Par une décision du 28 mars 2019, « Mme G. c/ Musée du Louvre » n°1708973/5-2, le tribunal administratif de Paris est venu confirmer l’interdiction de photographier les œuvres des expositions temporaires décidée par le Musée du Louvre.

Dans cette affaire, la requérante contestait l’interdiction de photographier les œuvres des expositions temporaires du Louvre, interdiction édictée à l’article 27 alinéa 2 du règlement de visite du musée qui stipule que « Dans les salles d’expositions temporaires et de la Petite galerie, il est interdit de photographier et de filmer ».

Selon le Louvre, cet article a été adopté pour des raisons de bon fonctionnement du service public et de sécurité des usagers et des œuvres notamment car certains collectionneurs privés pourraient refuser de prêter des œuvres en sachant qu’elles peuvent être photographiées.

Une interdiction proportionnée

Il a été soulevé par la requérante que cette interdiction était disproportionnée au regard des exigences de sécurité et d’ordre public et que le Louvre pouvait organiser autrement les expositions dans un espace plus vaste et plus sécurisé. Le tribunal administratif a rejeté cet argument en estimant que la disproportion n’était pas caractérisée au regard des buts poursuivis. En effet, seules les œuvres des expositions temporaires sont soumises à cette interdiction. Qui plus est, la requérante n’a pas à intervenir dans les modalités d’organisation du musée.

Une absence de violation de la liberté de création

Pour la requérante, l’interdiction de prendre des photos lors des expositions temporaires porterait également atteinte à la liberté de création, liberté édictée en principe par l’article 1er de la loi du 7 juillet 2016, car la photo serait un support de cette liberté.

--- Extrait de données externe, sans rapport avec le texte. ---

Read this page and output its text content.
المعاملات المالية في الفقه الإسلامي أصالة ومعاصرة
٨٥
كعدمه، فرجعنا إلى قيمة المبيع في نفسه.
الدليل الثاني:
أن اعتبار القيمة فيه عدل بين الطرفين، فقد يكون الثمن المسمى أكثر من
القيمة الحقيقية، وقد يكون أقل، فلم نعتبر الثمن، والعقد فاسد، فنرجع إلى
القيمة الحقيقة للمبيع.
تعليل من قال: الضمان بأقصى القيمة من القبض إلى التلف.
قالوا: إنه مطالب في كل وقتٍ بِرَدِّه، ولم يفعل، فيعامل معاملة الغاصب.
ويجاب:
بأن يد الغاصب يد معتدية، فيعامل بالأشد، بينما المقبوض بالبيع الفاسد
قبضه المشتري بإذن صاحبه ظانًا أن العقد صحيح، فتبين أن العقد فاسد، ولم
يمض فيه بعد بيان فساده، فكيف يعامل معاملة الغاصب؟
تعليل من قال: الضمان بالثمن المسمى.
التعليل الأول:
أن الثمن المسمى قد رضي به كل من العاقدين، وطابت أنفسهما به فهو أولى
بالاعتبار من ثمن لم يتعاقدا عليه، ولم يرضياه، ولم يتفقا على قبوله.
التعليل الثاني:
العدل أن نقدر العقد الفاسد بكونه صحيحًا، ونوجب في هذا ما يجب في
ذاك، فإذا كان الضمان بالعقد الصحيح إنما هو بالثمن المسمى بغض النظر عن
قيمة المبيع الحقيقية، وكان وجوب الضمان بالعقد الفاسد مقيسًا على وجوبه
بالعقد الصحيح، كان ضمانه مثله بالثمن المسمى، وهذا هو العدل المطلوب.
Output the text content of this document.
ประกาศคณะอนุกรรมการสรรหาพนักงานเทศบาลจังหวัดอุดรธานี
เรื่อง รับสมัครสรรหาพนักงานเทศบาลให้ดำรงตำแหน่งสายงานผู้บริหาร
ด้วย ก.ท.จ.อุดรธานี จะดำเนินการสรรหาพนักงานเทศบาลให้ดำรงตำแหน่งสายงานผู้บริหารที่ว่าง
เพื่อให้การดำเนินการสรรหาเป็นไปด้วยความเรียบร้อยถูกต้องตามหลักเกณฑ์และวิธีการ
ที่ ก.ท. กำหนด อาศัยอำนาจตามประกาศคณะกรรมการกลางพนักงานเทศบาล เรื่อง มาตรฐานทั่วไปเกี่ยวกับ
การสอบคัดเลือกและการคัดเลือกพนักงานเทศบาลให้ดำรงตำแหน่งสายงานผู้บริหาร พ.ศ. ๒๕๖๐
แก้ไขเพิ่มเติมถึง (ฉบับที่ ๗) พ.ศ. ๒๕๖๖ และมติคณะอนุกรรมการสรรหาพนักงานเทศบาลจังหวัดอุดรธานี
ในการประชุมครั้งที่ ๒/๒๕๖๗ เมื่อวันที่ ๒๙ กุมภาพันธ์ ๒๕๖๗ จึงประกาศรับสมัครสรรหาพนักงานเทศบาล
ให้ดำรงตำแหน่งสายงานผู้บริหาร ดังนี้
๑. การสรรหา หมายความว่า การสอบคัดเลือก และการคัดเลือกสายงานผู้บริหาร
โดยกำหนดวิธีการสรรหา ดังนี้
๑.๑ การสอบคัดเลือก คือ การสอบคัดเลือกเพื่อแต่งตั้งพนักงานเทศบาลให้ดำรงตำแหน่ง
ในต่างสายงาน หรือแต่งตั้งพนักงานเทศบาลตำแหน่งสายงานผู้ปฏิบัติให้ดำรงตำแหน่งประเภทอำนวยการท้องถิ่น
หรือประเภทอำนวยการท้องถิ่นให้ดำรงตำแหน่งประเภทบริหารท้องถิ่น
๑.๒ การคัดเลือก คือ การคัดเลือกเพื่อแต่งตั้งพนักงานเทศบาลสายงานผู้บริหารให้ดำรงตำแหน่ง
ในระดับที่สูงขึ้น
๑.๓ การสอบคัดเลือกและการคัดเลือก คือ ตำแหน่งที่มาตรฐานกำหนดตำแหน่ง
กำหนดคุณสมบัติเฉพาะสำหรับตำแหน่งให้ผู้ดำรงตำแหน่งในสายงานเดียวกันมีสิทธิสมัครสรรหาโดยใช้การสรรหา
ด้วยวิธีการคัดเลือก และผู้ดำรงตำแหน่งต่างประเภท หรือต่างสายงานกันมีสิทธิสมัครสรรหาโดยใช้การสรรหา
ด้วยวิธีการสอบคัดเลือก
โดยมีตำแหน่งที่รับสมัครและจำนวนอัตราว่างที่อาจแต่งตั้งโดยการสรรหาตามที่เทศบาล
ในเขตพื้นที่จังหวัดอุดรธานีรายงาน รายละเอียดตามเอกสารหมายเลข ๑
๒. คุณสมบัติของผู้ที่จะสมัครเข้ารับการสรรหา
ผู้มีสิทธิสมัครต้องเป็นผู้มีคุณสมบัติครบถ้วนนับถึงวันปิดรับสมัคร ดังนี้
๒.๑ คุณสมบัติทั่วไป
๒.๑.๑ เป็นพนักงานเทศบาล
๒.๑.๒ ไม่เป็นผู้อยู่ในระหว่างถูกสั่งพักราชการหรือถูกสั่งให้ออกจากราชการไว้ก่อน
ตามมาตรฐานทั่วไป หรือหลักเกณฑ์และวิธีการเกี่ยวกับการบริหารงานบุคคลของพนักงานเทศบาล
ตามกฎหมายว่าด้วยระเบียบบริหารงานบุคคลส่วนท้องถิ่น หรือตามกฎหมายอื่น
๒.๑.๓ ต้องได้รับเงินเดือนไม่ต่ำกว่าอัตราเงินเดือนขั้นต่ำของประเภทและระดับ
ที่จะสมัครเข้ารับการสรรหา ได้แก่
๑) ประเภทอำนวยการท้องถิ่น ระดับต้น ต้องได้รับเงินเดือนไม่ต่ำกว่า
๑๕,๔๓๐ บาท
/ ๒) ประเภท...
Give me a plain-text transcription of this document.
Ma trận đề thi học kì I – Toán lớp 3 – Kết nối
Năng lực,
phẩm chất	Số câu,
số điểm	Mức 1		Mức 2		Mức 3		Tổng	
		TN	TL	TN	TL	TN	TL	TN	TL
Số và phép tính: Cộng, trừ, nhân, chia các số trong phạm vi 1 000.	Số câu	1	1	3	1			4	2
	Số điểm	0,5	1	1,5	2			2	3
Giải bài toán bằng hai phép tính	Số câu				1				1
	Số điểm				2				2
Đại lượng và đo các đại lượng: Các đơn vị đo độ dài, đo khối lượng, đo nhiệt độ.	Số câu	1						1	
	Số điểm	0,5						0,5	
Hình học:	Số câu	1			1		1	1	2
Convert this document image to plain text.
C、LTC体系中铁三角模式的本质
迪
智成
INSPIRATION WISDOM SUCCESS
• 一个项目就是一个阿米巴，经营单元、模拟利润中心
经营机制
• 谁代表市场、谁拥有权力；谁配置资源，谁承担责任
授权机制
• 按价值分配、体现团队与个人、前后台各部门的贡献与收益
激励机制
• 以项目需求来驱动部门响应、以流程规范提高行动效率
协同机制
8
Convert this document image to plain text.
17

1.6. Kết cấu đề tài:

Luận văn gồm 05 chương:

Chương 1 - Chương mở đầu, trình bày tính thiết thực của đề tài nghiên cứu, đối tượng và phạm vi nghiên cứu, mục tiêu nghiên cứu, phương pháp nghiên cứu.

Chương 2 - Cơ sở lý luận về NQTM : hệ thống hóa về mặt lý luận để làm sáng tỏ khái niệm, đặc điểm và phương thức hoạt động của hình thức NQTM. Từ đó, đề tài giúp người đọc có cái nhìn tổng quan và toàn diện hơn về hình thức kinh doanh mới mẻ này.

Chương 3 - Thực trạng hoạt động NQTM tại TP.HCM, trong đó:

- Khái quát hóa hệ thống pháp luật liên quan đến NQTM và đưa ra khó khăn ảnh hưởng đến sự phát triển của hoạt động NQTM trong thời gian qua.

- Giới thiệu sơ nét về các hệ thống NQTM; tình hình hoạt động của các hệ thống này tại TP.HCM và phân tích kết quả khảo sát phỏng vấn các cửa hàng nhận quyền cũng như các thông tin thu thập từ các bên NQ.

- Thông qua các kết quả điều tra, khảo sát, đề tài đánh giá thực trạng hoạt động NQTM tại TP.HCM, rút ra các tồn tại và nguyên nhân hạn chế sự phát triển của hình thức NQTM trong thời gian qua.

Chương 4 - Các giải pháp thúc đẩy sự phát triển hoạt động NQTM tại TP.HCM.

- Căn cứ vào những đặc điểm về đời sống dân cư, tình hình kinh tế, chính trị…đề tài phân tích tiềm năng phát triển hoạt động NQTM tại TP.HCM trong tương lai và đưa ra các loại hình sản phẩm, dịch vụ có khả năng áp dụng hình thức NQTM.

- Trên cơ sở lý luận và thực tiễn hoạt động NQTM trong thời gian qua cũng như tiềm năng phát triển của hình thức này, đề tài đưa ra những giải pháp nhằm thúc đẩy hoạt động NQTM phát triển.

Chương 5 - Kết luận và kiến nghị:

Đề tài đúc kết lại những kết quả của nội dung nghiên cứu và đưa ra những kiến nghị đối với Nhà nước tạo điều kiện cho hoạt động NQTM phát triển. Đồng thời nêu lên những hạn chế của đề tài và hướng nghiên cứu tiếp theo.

Le juge administratif a estimé qu’il n’y avait pas d’atteinte à la liberté de création car les expositions permanentes peuvent être photographiées par les visiteurs et des autorisations exceptionnelles peuvent être demandées au musée pour photographier les œuvres des expositions temporaires. De plus, le tribunal administratif rappelle que le musée, conformément au code du patrimoine, remplit sa mission de diffusion large des œuvres et d’accès à la culture. Il est en effet possible de voir les œuvres ; seule les prises de vues des expositions temporaires sont interdites.

L’exception de copie privée et l’argument de droits patrimoniaux appartenant à l’auteur inopérants

Enfin, selon la requérante, qui se fonde sur l’article L. 122-5 2° du code de la propriété intellectuelle, lorsque l’œuvre a été divulguée, tout un chacun peut normalement en faire une copie pour un usage privé et non destinée à une utilisation collective.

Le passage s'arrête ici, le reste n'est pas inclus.